Rule-VLN: Bridging Perception and Compliance via Semantic Reasoning and Geometric Rectification

arXiv cs.RO / 4/21/2026

📰 NewsDeveloper Stack & InfrastructureIdeas & Deep AnalysisModels & Research

Key Points

  • The paper argues that embodied AI for Vision-and-Language Navigation (VLN) is shifting from simple reachability to “social compliance,” where agents must follow semantic regulatory constraints rather than only physical feasibility.
  • It introduces Rule-VLN, a new large-scale urban benchmark (29k-node environment) that injects 177 regulatory categories into 8k constrained nodes across four curriculum levels to test fine-grained visual and behavioral compliance.
  • To address agents’ “goal-driven trap” (overemphasis on geometry over rules), the authors propose the Semantic Navigation Rectification Module (SNRM), a universal zero-shot add-on for pre-trained agents.
  • SNRM combines a coarse-to-fine visual perception VLM approach with an epistemic mental map for dynamic detour planning, and experiments show it restores navigation performance by reducing CVR by 19.26% and increasing TC by 5.97%.
  • Overall, Rule-VLN provides a stronger evaluation of rule-compliant navigation while SNRM offers a practical method to improve safety awareness in existing VLN models without retraining from scratch.

Abstract

As embodied AI transitions to real-world deployment, the success of the Vision-and-Language Navigation (VLN) task tends to evolve from mere reachability to social compliance. However, current agents suffer from a "goal-driven trap", prioritizing physical geometry ("can I go?") over semantic rules ("may I go?"), frequently overlooking subtle regulatory constraints. To bridge this gap, we establish Rule-VLN, the first large-scale urban benchmark for rule-compliant navigation.

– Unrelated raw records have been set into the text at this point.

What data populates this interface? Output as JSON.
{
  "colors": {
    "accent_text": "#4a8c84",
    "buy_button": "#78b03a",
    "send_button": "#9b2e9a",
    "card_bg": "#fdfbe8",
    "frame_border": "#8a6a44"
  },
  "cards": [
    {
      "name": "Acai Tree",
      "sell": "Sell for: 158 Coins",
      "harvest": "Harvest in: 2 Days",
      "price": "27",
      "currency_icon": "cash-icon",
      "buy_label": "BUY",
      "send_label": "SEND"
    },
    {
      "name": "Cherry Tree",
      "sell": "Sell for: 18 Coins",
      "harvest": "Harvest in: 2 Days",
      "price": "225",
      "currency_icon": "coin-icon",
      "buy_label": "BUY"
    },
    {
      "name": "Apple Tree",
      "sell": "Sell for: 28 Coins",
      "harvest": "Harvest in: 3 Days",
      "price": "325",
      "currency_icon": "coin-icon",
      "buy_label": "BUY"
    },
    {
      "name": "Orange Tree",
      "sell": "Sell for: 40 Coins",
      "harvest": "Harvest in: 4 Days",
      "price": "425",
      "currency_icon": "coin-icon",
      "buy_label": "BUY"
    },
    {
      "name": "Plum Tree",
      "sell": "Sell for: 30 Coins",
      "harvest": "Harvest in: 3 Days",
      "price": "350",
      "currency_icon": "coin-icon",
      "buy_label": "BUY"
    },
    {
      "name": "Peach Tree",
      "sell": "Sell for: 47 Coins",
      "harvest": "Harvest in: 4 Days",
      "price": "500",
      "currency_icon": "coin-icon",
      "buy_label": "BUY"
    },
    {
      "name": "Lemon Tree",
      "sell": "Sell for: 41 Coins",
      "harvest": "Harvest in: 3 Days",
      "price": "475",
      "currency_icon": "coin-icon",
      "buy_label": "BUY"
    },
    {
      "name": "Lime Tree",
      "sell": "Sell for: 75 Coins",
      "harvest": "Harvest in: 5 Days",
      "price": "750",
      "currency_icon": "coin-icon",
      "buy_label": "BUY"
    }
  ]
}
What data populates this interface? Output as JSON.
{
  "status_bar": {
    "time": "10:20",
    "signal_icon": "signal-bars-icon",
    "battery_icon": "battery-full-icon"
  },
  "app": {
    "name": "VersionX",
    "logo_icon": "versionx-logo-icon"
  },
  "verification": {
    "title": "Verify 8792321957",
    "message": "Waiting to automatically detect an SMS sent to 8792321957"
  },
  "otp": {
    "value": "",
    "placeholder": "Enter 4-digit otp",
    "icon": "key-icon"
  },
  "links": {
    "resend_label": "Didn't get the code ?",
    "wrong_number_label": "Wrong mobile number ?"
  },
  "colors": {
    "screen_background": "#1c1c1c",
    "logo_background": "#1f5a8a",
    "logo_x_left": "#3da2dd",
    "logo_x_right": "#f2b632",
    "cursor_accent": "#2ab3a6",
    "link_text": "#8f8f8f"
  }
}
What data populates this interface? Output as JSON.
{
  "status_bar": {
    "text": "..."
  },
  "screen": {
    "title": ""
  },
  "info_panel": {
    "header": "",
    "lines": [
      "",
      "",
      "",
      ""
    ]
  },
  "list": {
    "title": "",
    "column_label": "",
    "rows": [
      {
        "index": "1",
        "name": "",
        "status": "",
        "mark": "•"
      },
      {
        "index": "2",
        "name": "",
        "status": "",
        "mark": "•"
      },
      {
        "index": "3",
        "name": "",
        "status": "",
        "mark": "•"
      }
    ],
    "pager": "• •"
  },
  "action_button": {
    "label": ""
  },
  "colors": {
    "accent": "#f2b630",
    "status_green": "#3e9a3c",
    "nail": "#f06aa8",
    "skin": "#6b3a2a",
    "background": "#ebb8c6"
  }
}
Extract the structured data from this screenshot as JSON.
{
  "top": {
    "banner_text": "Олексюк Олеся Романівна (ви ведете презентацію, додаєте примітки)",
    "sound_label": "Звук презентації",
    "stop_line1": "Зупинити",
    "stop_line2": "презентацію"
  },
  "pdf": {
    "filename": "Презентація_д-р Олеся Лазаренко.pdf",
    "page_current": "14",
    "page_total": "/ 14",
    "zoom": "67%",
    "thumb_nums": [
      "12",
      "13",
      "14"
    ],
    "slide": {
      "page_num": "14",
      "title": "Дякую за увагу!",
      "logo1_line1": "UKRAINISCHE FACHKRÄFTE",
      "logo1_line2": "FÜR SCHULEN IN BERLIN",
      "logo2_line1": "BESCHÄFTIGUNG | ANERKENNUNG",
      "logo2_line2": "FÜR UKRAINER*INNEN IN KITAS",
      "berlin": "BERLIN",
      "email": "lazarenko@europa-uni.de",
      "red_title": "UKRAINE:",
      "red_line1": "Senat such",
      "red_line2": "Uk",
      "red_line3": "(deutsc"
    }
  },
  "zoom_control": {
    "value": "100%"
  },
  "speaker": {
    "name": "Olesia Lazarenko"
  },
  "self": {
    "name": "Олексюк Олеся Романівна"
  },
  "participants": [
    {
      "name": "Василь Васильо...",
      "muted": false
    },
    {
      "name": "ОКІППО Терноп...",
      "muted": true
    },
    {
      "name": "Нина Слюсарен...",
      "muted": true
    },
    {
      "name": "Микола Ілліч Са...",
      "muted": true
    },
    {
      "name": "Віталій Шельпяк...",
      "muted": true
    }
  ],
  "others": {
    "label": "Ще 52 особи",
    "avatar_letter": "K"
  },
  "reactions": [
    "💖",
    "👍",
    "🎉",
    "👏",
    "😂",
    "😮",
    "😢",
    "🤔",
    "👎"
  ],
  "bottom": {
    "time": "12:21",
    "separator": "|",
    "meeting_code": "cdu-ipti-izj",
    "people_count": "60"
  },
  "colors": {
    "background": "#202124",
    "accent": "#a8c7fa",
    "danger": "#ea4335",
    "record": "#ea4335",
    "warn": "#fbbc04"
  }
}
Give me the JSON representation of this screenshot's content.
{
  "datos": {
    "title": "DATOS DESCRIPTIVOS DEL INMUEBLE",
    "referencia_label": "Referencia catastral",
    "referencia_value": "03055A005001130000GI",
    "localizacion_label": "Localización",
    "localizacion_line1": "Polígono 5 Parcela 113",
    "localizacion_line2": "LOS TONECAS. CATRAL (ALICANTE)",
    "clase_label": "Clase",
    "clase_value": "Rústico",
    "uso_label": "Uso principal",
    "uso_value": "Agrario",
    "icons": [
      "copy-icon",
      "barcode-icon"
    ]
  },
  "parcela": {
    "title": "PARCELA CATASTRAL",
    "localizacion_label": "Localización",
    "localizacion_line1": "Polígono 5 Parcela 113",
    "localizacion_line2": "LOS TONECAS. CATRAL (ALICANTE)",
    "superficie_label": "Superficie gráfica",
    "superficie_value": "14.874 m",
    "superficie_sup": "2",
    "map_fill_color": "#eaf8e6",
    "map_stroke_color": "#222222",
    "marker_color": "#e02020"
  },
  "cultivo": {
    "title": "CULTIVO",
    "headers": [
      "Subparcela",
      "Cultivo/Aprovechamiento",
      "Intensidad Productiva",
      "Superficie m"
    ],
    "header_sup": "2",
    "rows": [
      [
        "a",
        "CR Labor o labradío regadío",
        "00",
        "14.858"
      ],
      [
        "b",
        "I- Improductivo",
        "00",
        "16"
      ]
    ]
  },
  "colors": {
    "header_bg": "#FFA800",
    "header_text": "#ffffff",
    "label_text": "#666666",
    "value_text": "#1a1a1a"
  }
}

Spanning a massive 29k-node environment, it injects 177 diverse regulatory categories into 8k constrained nodes across four curriculum levels, challenging agents with fine-grained visual and behavioral constraints. We further propose the Semantic Navigation Rectification Module (SNRM), a universal, zero-shot module designed to equip pre-trained agents with safety awareness. SNRM integrates a coarse-to-fine visual perception VLM framework with an epistemic mental map for dynamic detour planning. Experiments demonstrate that while Rule-VLN challenges state-of-the-art models, SNRM significantly restores navigation capabilities, reducing CVR by 19.26% and boosting TC by 5.97%.